Happy Now? (Wild Desire) - Anne Wright

The first time I saw Will he was standing in front of the big glass windows that overlooked the forest. He was looking intently through the trees. I remember wondering what he saw there, back beyond the ones illuminated by floodlights, back where you couldn’t see anything at all except rich black velvet.
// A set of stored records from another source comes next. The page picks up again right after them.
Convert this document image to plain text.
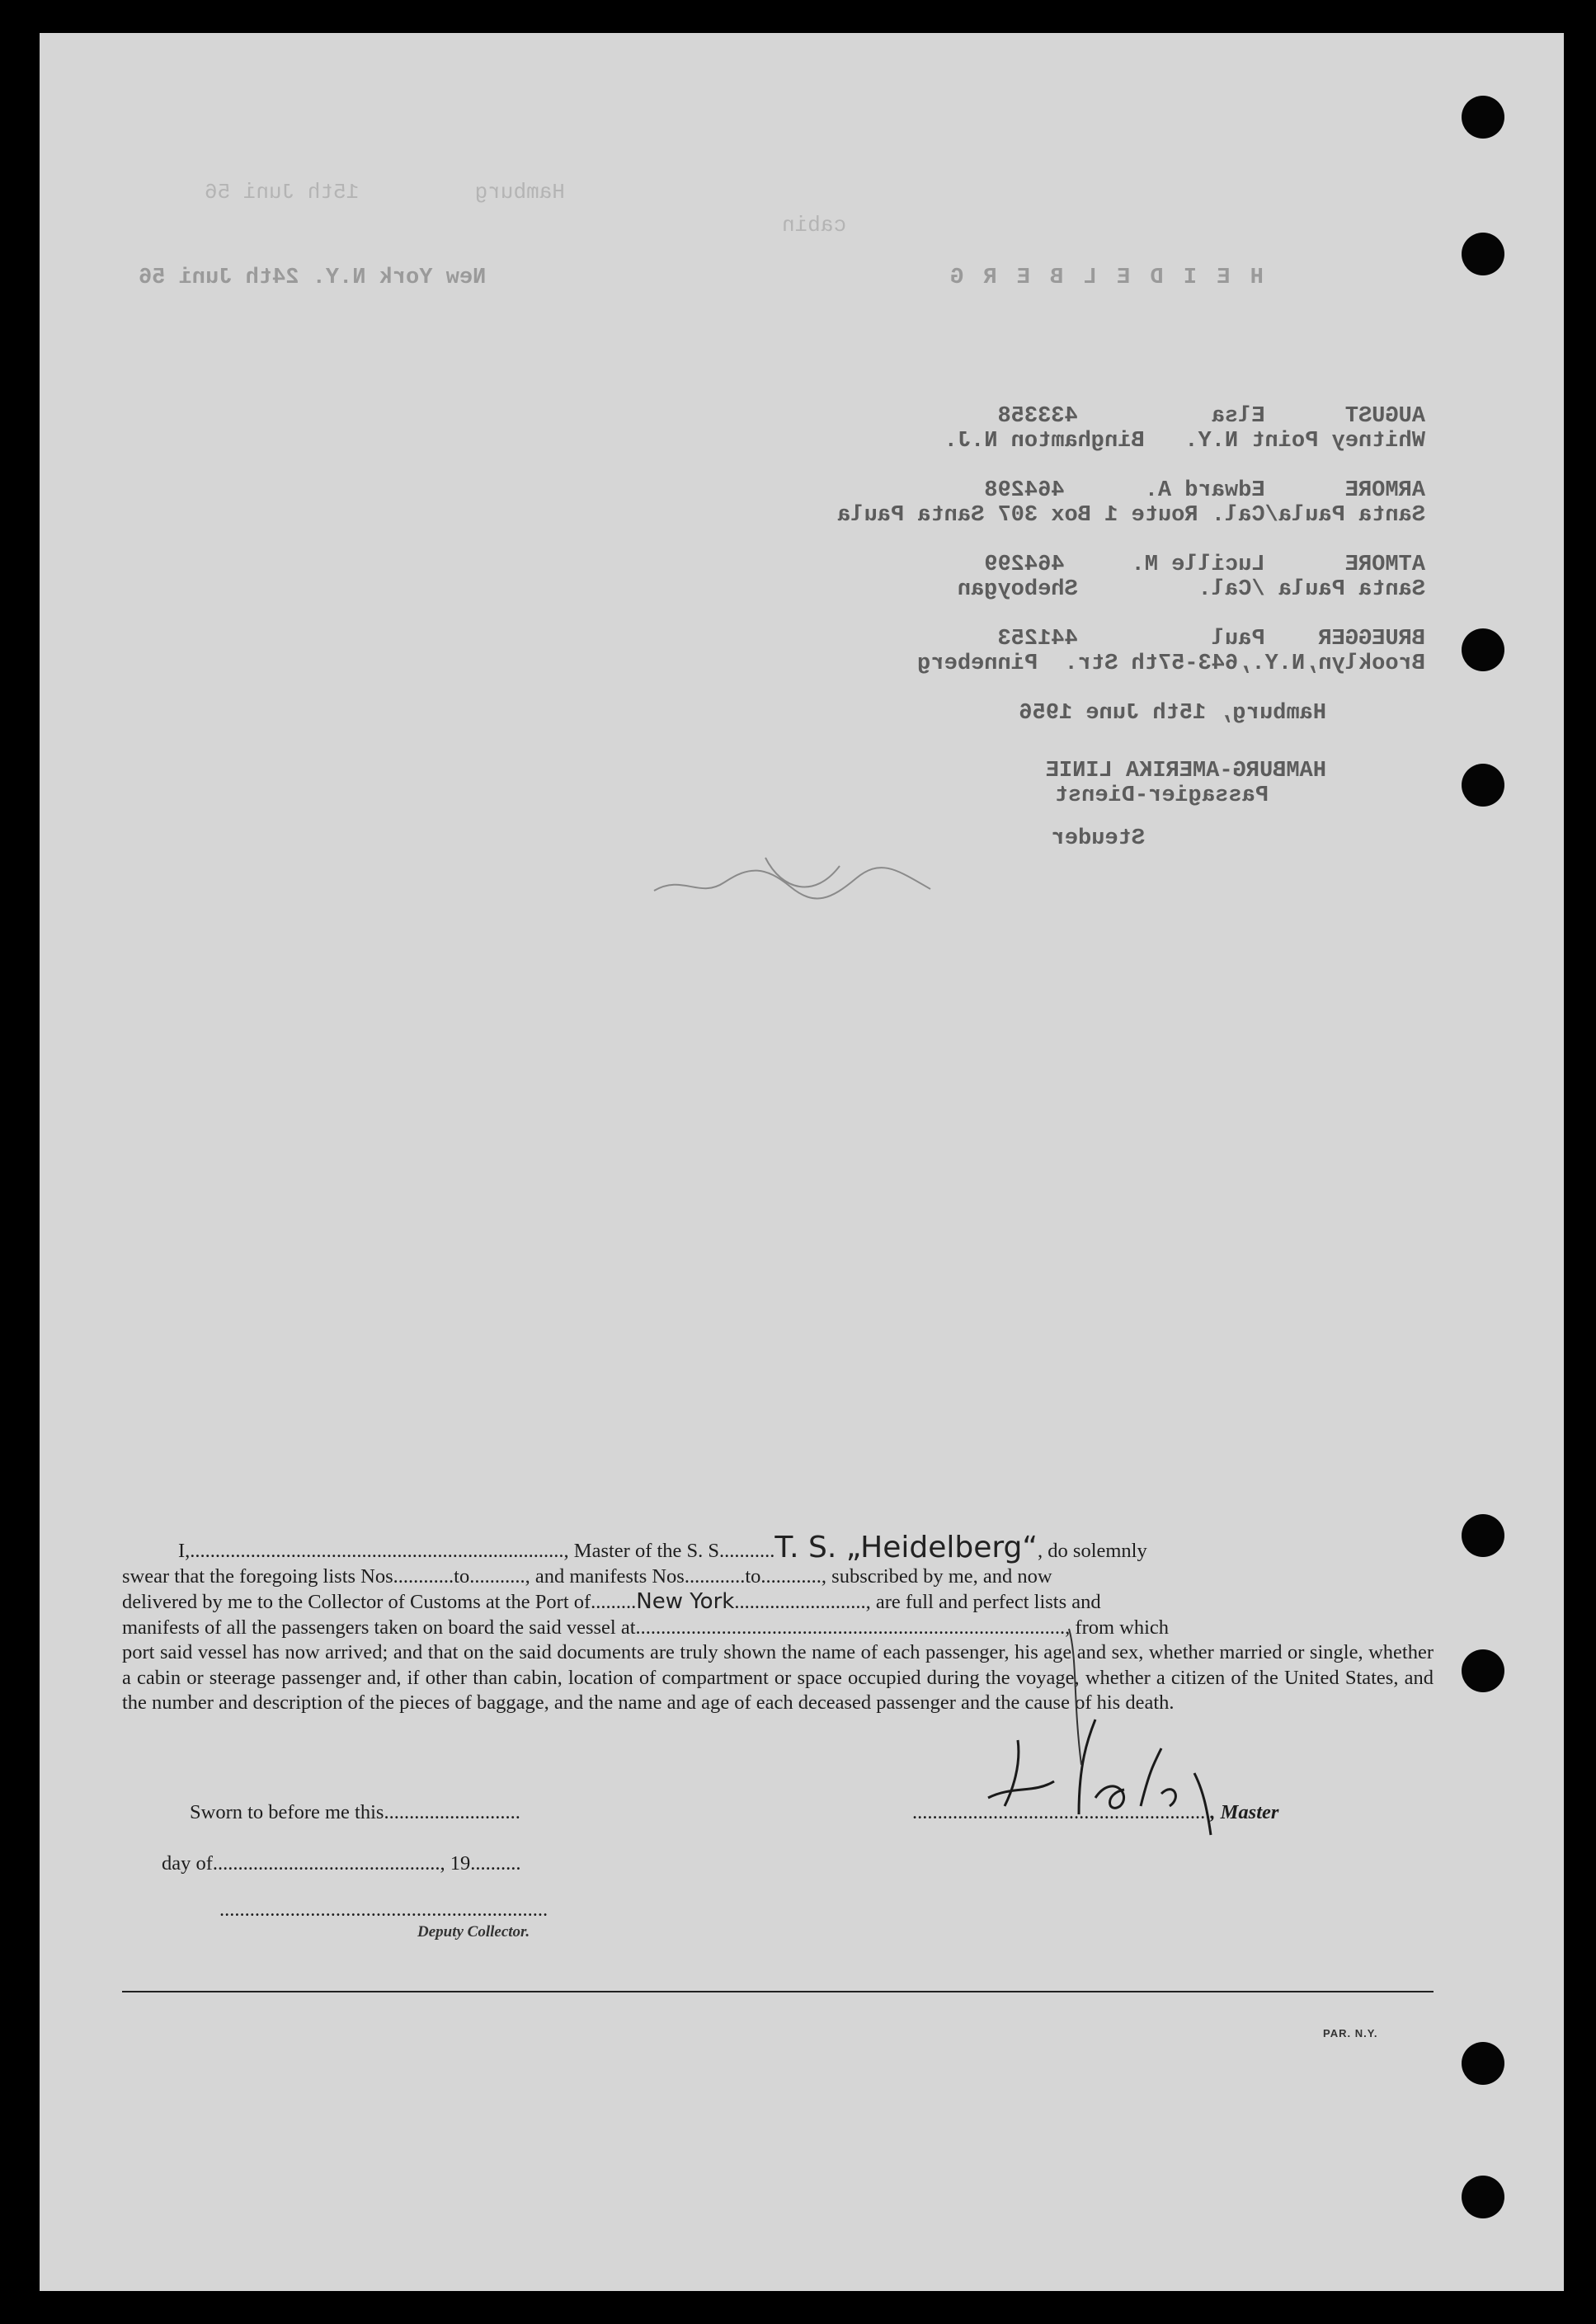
Hamburg         15th Juni 56
cabin
New York N.Y. 24th Juni 56	H E I D E L B E R G
AUGUST      Elsa          433358
Whitney Point N.Y.   Binghamton N.J.
ARMORE      Edward A.      464298
Santa Paula/Cal. Route 1 Box 307 Santa Paula
ATMORE      Lucille M.     464299
Santa Paula /Cal.         Sheboygan
BRUEGGER    Paul          441253
Brooklyn,N.Y.,643-57th Str.  Pinneberg
Hamburg, 15th June 1956
HAMBURG-AMERIKA LINIE
Passagier-Dienst
Steuder

I,.........................................................................., Master of the S. S...........T. S. „Heidelberg“, do solemnly

swear that the foregoing lists Nos............to..........., and manifests Nos............to............, subscribed by me, and now

delivered by me to the Collector of Customs at the Port of.........New York.........................., are full and perfect lists and

manifests of all the passengers taken on board the said vessel at....................................................................................., from which

port said vessel has now arrived; and that on the said documents are truly shown the name of each passenger, his age and sex, whether married or single, whether a cabin or steerage passenger and, if other than cabin, location of compartment or space occupied during the voyage, whether a citizen of the United States, and the number and description of the pieces of baggage, and the name and age of each deceased passenger and the cause of his death.

Sworn to before me this...........................	..........................................................., Master
day of............................................., 19..........
.................................................................
Deputy Collector.
PAR. N.Y.
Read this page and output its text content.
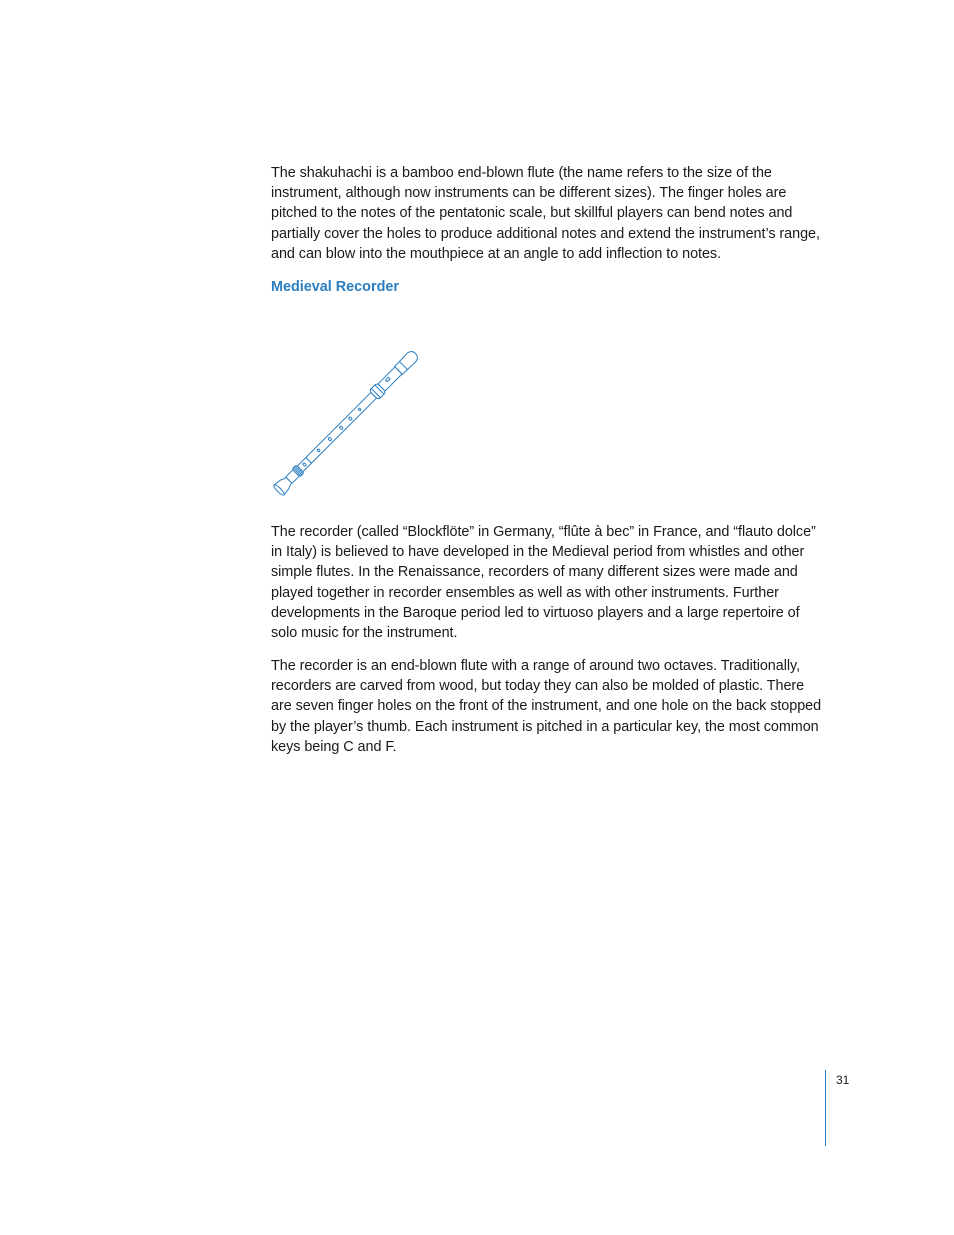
The shakuhachi is a bamboo end-blown flute (the name refers to the size of the instrument, although now instruments can be different sizes). The finger holes are pitched to the notes of the pentatonic scale, but skillful players can bend notes and partially cover the holes to produce additional notes and extend the instrument’s range, and can blow into the mouthpiece at an angle to add inflection to notes.

Medieval Recorder

The recorder (called “Blockflöte” in Germany, “flûte à bec” in France, and “flauto dolce” in Italy) is believed to have developed in the Medieval period from whistles and other simple flutes. In the Renaissance, recorders of many different sizes were made and played together in recorder ensembles as well as with other instruments. Further developments in the Baroque period led to virtuoso players and a large repertoire of solo music for the instrument.

The recorder is an end-blown flute with a range of around two octaves. Traditionally, recorders are carved from wood, but today they can also be molded of plastic. There are seven finger holes on the front of the instrument, and one hole on the back stopped by the player’s thumb. Each instrument is pitched in a particular key, the most common keys being C and F.

31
His arms were folded across his chest, and his shirt, a dark washed silk stretched across his back and shoulders, tucked into black jeans. I stood back from him, giving myself a chance to look. At that moment I didn’t know he was Will. All I knew was that he was a man alone, and he wished he were not here. I knew exactly how he felt. The people at the party were getting on my nerves, especially the slim alligator-faced man sitting on the couch, his arm draped ever so carefully on the top of the cushions, edging closer to the blond woman next to him, the one in a short red skirt she kept pulling at, adjusting it as it crawled up her thighs. And Diana, her fawning crowd of fans gaping at her while she proclaimed that art had to have a political message. Diana, dressed in a thousand dollar gown, telling them that rich is wrong.

The man at the window turned. He must have felt my eyes on the gentle curve of his back, the way his jeans followed the curve of his rear and enveloped his lean long legs. I caught myself: lean long legs. Why do I do that? It is so distracting. I just want to see him turn around, see his eyes for the first time.